De operatie op 26 november 2018
5.4 Het college volgt klager niet in zijn standpunt dat tijdens de operatie ten onrechte de stand
van zijn rechterbeen is gecorrigeerd en dat hij daardoor meer last heeft gekregen van zijn
rechtervoet. Tijdens de operatie wordt de prothese loodrecht op de beenas geplaatst. Wellicht dat
dit bij klager de indruk heeft doen ontstaan dat zijn been zou zijn rechtgezet.
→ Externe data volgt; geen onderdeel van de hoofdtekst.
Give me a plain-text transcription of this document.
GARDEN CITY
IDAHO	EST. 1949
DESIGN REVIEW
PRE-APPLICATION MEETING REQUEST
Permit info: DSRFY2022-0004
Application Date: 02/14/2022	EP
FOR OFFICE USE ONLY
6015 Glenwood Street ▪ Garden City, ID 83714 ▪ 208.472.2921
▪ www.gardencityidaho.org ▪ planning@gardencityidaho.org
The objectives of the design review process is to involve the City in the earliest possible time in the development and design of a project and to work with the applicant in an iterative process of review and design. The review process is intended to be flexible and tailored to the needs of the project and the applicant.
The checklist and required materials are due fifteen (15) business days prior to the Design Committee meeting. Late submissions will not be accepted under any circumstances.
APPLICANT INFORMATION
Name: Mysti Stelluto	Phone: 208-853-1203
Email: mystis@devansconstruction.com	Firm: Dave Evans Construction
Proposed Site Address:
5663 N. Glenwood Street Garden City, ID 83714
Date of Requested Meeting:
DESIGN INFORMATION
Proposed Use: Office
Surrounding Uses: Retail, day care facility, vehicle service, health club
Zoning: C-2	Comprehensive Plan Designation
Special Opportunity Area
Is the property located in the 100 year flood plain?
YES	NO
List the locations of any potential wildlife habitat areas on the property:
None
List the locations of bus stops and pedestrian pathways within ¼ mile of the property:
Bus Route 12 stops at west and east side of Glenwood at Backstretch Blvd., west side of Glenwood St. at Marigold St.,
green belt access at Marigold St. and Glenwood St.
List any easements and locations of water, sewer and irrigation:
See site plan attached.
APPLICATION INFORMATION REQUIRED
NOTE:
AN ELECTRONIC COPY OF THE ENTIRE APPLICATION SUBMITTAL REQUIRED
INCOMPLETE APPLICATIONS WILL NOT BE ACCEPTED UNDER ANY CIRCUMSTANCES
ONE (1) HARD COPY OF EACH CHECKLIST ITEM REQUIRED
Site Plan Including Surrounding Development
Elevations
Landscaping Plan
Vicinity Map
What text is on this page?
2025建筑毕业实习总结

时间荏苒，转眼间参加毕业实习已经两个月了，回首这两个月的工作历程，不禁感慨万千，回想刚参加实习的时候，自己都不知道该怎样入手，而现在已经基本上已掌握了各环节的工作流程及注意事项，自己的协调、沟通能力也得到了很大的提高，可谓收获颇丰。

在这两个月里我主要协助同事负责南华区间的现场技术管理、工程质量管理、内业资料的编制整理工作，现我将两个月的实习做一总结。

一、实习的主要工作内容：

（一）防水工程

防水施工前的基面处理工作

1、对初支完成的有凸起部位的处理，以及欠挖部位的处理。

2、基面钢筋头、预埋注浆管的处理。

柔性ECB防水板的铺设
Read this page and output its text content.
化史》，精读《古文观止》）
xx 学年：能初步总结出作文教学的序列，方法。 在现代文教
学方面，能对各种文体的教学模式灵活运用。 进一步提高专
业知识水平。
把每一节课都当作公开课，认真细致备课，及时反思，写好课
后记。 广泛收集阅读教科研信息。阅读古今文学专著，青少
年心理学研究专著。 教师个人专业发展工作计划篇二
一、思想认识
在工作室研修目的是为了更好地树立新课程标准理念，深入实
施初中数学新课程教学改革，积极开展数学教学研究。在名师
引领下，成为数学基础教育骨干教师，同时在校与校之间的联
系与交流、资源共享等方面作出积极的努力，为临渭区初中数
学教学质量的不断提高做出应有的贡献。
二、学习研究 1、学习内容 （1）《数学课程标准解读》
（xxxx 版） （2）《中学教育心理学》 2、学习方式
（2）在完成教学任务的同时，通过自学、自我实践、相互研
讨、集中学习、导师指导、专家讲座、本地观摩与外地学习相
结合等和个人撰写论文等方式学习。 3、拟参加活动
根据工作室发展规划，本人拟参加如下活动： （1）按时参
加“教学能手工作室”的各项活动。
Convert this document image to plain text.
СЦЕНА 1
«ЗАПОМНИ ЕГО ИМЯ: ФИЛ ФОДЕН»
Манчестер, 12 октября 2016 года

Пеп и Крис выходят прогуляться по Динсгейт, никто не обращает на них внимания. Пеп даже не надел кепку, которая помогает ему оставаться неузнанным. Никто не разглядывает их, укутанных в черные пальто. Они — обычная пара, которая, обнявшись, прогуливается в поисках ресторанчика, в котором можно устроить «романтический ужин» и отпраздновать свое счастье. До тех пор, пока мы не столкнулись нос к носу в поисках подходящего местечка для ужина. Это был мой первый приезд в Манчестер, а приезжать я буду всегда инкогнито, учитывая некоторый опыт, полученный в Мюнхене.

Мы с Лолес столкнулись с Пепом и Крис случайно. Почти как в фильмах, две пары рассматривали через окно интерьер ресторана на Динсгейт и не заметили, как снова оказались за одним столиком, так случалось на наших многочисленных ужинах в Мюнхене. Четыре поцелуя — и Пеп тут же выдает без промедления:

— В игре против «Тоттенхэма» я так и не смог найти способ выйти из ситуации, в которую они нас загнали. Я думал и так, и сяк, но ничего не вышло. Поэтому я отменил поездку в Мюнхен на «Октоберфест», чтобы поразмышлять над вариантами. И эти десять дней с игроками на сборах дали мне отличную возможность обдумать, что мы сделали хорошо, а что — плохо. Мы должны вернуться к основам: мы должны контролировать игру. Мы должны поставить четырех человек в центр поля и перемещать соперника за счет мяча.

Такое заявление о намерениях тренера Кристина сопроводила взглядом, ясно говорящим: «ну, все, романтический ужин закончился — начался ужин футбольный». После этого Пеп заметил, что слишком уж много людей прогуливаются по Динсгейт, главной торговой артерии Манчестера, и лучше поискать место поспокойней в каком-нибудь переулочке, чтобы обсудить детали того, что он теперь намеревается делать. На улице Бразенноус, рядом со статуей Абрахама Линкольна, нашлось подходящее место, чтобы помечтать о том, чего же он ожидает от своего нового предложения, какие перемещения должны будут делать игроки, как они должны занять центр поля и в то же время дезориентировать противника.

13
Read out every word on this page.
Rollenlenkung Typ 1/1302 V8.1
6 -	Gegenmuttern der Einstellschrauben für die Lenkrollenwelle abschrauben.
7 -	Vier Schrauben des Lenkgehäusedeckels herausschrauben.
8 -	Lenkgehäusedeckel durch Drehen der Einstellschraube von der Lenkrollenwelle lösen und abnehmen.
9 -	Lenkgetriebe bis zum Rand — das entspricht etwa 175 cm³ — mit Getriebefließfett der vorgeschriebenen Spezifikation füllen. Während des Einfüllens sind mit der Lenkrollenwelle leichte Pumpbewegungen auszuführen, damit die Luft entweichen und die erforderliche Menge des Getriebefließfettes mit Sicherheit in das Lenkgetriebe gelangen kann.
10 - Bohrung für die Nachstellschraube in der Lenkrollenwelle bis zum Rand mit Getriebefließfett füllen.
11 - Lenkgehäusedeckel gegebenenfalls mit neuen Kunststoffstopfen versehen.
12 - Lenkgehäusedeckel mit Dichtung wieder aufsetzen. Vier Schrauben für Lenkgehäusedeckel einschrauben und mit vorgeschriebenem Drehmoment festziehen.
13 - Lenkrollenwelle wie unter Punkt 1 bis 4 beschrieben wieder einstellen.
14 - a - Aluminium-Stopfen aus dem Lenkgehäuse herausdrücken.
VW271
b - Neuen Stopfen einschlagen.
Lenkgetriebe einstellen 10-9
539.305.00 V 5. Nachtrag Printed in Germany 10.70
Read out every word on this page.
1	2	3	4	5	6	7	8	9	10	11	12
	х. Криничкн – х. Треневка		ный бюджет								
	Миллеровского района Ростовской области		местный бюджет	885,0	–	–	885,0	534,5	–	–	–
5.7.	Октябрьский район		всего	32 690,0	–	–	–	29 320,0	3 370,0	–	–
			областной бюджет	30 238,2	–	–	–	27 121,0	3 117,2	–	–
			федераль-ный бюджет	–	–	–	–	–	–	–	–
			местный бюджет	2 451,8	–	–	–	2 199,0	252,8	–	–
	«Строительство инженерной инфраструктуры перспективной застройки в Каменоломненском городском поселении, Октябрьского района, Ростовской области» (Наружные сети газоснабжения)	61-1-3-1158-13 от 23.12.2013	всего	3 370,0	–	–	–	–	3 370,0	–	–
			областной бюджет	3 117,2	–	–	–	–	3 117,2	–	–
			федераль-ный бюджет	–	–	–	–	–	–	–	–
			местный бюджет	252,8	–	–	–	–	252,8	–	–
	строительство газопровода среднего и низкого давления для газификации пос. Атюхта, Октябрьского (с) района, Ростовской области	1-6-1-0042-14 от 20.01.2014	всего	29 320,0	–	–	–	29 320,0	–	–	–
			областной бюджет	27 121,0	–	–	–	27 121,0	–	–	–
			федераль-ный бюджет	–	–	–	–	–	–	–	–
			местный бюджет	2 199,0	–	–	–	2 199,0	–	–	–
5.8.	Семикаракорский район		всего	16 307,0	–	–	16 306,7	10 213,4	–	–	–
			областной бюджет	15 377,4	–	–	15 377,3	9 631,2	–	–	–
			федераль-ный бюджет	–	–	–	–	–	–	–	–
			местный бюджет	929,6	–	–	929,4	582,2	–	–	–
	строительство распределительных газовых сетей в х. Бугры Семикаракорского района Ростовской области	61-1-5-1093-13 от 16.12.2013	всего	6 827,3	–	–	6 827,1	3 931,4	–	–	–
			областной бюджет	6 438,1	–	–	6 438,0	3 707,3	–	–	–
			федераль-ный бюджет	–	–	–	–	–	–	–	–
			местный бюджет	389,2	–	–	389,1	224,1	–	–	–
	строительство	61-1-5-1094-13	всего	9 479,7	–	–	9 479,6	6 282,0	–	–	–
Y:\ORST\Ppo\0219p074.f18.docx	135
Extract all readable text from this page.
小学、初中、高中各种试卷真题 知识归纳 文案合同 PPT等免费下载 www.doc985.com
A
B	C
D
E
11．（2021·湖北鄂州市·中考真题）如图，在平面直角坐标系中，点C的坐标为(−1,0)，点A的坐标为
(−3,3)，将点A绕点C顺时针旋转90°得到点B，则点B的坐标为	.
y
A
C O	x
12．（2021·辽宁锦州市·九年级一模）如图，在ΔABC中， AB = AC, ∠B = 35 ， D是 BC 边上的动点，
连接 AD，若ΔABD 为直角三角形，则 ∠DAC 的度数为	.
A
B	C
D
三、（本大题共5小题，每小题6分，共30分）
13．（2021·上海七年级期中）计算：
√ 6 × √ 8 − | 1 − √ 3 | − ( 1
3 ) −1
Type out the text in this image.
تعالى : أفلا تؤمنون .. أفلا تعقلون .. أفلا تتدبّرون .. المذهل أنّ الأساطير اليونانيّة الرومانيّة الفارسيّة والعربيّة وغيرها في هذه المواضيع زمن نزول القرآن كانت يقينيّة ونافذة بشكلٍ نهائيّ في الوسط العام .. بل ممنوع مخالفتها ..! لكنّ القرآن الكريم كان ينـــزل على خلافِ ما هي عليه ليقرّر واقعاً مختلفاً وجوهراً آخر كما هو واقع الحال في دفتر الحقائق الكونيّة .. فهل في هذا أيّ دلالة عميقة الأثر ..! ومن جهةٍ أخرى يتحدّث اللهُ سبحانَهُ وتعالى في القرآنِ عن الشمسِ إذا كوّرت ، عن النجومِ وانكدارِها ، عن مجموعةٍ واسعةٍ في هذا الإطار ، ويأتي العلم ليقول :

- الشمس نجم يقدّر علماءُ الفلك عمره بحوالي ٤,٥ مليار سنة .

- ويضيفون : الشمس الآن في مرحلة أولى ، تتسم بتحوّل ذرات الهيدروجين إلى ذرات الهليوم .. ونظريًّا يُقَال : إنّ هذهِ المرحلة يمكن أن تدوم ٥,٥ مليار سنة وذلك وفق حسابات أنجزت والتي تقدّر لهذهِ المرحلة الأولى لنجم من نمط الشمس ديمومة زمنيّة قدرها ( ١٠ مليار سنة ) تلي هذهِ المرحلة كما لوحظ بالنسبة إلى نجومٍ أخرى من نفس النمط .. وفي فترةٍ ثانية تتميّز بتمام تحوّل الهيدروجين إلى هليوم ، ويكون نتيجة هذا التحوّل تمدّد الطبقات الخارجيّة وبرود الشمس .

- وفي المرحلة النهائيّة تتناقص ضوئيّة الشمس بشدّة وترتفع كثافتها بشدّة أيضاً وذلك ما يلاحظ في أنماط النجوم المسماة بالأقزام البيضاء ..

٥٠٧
Hiervan is echter
geen sprake, de afwijking van de stand van klagers rechterbeen is fysiologisch, dat wil zeggen normaal, binnen de grenzen van hoe een menselijk lichaam in elkaar kan zitten. Er was ook geen aanleiding om voorafgaande aan de operatie nader onderzoek te doen naar klagers voet. De klachten aan klagers rechtervoet zijn niet te verklaren door de stand van het been na de knieoperatie. Wel kan het zo zijn dat na een knieoperatie, als er meer kan worden bewogen,
andere zwakke plekken meer belast worden en er daardoor meer klachten ontstaan, bijvoorbeeld vanuit
een versleten enkel. De juiste volgorde voor het aanpakken van dit soort problemen is echter eerst
de knie en dan de voet. De orthopedisch chirurg heeft derhalve niet verwijtbaar gehandeld.

Slotsom
5.5 Uit de overwegingen hiervoor volgt dat de klacht kennelijk ongegrond is.

6. De beslissing

Klager is kennelijk niet-ontvankelijk voor wat betreft het klachtonderdeel over het ziekenhuis en
de klacht is voor het overige kennelijk ongegrond.

Deze beslissing is gegeven op 25 april 2025 door M.M. van ‘t Nedereind, voorzitter,
E.M. Deen, lid-jurist, T.S. Oei, A.M.J.S. Vervest en H.W.J. Koot, leden-beroepsgenoten,
bijgestaan door A. Tingen, secretaris.